On ne peut pas tout réduire à des stratégies. Pratiques d’écriture et trajectoires sociales, sous la direction de Dinah Ribard & Nicolas Schapira, Paris : Presses Universitaires de France, coll. « Les Littéraires », 2013, 206 p., EAN 9782130581635.

Débat autour d’un concept

1Certains concepts issus de la recherche en sciences humaines et sociales ont été galvaudés par un usage abondant et peu balisé du point de vue théorique. Tel est le cas de la notion de stratégie (d’écriture, d’auteur ou sociale), corollaire d’une approche sociologique des productions textuelles et souvent taxée de réductionniste. Celle-ci a notamment été accusée d’assimiler les choix professionnels, sociaux ou artistiques des individus à de froids calculs et de postuler abusivement la toute puissance de la rationalité des auteurs (p. 6).

2Ce volume collectif propose un retour à la fois théorique et empirique sur la portée et les usages du concept. Dans leur introduction, Dinah Ribard et Nicolas Schapira proposent un panorama critique des dernières contributions au débat sur l’intentionnalité et la détermination sociale des actions humaines, débat tributaire des théories de Pierre Bourdieu sur l’habitus1. Sont ainsi évoqués les apports et les limites des ouvrages de Laurent Thévenot2, Pierre-Michel Menger3 et Bernard Lahire4, parus ces dernières années. C’est dans ce contexte que les deux chercheurs interrogent la possibilité d’envisager les pratiques d’écriture comme des stratégies. L’ouvrage rassemble ensuite un kaléidoscope de réflexions sur les éventuels cadres d’application théorique et méthodologique de la perspective stratégique à la production textuelle. Dans ce contexte, les neuf contributeurs évaluent leurs objets de recherche au travers du prisme stratégique, jaugeant la pertinence et les modalités éventuelles de son emploi. Le volume se termine par une postface en deux volets, dans laquelle Gisèle Sapiro et Alain Viala reviennent séparément sur leurs usages passés de la notion dans des écrits fondateurs concernant respectivement le xxesiècle5 et l’âge classique6.
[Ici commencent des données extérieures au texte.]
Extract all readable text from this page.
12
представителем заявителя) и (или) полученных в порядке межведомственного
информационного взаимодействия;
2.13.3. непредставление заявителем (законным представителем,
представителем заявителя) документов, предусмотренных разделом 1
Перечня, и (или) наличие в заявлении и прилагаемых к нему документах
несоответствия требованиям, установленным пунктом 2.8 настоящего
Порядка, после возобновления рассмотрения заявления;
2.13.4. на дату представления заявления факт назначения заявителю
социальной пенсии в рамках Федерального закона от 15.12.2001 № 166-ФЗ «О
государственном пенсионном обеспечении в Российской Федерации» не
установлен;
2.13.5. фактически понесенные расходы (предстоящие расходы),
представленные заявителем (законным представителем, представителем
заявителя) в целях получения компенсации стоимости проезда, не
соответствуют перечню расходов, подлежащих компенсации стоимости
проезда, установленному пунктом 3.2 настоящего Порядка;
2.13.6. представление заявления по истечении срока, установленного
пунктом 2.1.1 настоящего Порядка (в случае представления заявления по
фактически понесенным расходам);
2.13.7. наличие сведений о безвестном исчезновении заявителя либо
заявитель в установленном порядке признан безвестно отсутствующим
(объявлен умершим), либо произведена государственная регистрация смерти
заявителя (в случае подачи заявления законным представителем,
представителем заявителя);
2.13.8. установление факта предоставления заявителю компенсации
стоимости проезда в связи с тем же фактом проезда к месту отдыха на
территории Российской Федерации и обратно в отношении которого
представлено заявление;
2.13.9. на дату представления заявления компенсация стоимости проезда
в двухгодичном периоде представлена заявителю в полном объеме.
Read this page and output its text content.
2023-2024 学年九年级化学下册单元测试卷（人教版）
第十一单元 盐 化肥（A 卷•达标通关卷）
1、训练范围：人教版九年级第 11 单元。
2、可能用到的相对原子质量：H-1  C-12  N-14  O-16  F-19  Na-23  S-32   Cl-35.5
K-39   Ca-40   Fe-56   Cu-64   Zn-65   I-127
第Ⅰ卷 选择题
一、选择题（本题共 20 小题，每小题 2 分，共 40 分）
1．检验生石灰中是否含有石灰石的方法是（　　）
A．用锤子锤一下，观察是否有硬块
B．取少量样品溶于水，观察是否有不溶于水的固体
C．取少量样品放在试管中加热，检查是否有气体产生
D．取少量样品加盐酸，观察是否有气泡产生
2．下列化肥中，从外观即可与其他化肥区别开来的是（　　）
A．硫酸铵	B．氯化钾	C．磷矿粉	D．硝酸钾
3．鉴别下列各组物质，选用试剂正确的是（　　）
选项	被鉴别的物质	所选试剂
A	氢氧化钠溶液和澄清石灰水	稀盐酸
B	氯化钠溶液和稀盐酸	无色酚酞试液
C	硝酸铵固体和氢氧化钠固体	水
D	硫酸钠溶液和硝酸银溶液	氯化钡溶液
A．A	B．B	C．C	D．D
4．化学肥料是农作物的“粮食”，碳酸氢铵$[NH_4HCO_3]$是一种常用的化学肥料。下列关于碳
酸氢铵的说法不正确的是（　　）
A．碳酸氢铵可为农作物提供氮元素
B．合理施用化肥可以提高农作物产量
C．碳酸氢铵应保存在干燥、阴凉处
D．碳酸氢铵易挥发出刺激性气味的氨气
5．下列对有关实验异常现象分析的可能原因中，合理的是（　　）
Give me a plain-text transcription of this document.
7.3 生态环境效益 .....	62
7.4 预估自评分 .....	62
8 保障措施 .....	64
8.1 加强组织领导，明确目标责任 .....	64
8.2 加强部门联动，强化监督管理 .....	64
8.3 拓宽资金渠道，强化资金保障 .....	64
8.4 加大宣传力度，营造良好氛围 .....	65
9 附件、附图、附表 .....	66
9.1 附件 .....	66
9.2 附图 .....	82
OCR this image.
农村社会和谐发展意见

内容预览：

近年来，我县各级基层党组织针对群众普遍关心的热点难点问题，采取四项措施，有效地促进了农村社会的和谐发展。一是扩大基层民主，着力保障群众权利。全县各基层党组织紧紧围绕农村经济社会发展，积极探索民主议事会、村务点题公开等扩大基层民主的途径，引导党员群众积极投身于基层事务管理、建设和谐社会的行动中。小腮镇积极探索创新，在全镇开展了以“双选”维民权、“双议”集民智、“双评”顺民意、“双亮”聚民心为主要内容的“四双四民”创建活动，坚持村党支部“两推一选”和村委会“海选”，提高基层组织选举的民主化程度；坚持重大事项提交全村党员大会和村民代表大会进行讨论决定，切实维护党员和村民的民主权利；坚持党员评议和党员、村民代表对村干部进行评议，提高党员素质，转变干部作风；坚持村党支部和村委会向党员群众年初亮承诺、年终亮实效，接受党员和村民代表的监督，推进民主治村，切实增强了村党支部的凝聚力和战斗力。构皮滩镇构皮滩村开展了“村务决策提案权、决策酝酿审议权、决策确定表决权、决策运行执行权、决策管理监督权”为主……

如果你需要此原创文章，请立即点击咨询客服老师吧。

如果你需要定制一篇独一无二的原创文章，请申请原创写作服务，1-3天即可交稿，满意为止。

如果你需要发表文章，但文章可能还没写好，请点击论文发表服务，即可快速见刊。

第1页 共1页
3Outre les apports des diverses contributions à leurs domaines d’études respectifs, il est intéressant de noter que toutes interrogent de manière plus ou moins explicite le rapport existant entre l’usage de la notion de stratégie et la nécessité d’une approche méthodologique fondée sur une observation séquencée des actions et de leurs temporalités. Il s’agit, comme l’explique A. Viala, de prêter une attention toute particulière à « l’échelle d’application » du principe de stratégie (p. 184), afin de restaurer la dimension synchronique et systémique des actions, limitant ainsi l’illusion rétrospective d’une intentionnalité absolue des acteurs. Si cette préoccupation est présente de manière transversale dans les différents articles, elle donne lieu à des inflexions théoriques, à des usages terminologiques et à des positionnements méthodologiques dont la diversité permet un retour nuancé et multifocal sur la problématique mise à l’honneur dans le volume.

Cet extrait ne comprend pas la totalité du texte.